The knight paid no heed as he sparred at the computer. An overhand swing split the laptop and part of the Ikea wood.
         “Perish, thou fiend!” the knight whispered. He glanced at the snoring roommate, and then smiled. He wiped his sword on the hem of his tunic and straightened up in such a way that he clanked together.
         “Never mind.” Bethany snatched her empty mug from the wreckage. The entire folder of plans to email Professor Rycliffe had gone, not like her laptop, but to postponement later in the morning. When would that be? Bethany wondered.
         “The lady is safe. Thou mayest present me with a favor.”
         Although she knew the culture almost as well as her own arm, the archaic custom made Bethany roll her eyes as she handed over the mug.
         “Thou hast strange customs in this land,” the knight said.
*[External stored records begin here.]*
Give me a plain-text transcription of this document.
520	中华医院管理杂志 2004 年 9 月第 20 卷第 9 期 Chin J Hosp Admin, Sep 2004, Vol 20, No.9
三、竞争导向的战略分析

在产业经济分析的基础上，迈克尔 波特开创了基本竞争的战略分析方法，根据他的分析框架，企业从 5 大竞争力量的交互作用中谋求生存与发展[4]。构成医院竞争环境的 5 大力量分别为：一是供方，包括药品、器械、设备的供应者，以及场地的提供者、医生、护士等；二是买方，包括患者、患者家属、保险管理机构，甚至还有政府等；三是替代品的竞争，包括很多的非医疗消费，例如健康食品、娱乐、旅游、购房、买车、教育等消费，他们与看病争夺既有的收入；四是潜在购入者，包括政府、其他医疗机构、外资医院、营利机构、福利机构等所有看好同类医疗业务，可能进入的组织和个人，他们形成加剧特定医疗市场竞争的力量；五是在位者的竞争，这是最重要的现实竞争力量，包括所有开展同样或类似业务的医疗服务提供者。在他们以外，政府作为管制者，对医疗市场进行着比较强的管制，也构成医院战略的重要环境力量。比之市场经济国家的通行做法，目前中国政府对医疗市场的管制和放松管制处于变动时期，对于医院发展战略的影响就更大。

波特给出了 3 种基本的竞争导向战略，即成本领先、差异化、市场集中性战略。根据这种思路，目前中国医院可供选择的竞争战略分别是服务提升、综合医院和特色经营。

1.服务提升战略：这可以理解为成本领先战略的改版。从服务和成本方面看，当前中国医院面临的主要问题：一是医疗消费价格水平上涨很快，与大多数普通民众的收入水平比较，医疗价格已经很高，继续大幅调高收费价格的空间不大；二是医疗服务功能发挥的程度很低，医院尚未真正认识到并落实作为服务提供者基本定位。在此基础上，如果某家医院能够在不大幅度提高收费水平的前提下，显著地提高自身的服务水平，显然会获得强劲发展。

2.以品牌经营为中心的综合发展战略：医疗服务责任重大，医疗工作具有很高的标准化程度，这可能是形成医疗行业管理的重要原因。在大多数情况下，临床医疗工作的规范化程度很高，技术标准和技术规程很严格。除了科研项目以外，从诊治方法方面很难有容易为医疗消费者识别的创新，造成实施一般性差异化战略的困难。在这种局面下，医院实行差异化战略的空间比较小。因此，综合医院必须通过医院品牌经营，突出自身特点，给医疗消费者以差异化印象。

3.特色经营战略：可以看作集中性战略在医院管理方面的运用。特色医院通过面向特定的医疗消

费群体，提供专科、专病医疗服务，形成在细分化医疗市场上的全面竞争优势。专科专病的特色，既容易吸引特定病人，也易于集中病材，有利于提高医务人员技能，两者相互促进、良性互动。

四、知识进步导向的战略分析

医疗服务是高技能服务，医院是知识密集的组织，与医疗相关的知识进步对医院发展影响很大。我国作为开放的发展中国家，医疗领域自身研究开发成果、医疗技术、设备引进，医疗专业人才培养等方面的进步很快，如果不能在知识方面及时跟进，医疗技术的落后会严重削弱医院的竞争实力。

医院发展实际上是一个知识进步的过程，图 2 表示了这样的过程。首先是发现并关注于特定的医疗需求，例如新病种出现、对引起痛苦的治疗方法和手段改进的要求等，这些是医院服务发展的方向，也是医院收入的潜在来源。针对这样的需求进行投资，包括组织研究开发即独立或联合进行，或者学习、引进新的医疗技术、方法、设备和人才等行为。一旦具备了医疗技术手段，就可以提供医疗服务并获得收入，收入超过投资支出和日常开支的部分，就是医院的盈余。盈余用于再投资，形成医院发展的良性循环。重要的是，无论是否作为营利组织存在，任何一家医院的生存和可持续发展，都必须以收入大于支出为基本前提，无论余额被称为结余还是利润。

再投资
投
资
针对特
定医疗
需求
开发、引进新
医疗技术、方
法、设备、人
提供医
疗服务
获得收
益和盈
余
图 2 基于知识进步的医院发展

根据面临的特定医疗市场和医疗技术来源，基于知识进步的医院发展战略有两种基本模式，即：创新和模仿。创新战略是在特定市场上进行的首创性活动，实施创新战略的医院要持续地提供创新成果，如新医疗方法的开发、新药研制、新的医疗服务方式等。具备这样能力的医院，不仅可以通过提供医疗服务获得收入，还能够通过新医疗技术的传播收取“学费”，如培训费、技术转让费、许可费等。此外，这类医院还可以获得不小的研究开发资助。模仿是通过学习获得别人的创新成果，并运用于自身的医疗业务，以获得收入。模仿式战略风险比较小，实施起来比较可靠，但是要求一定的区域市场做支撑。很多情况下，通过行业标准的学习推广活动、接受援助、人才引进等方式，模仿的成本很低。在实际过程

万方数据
         Bethany wrestled with an idea to be rid of this knight as the knight duly examined all aspects of his new oversized mug. Coffee would help her think; but alas, coffee was dripping from her murdered laptop. She had no working idea without access to her research. Yet, and this was a crazy idea, Bethany could come up with new arguments, as she kept limited notes in spiral journals on hand for these just-in-case situations: just in case lose my laptop. Just in case I spill a frappĂ© on it. Just in case a two hundred and fifty pound knight in full armor slashes it to pieces, Bethany thought.
         If she was nice enough, she also could get more inside information on this man’s life – on the life of the true author of “The Dyed Robe.” She might have to ask Professor Rycliffe indirectly if there were any discrepancies in sample writings of the monk, or genealogical registers that had not gone up in ecclesiastic flames.
         But she refocused and grabbed a pen and a journal. The manuscript copy, a working computer, and a printer would also be in order.
         She also had seminar to lead today, on this kind of medieval nonsense, so Bethany could not bring this knight to class and pass him off as a fraternity pledge friend. Until she figured out how to get him back to his own time and place, she had to devise a way to keep him contained for a couple hours.
         Someone owed Bethany for mooching two years of free coffee from her barista discount at Peet’s. “Time to turn in the favor,” Bethany mumbled.
         “Maiden, didst thou speak to me?” the knight asked.
         “I have a friend I would like you to meet. Come with me.”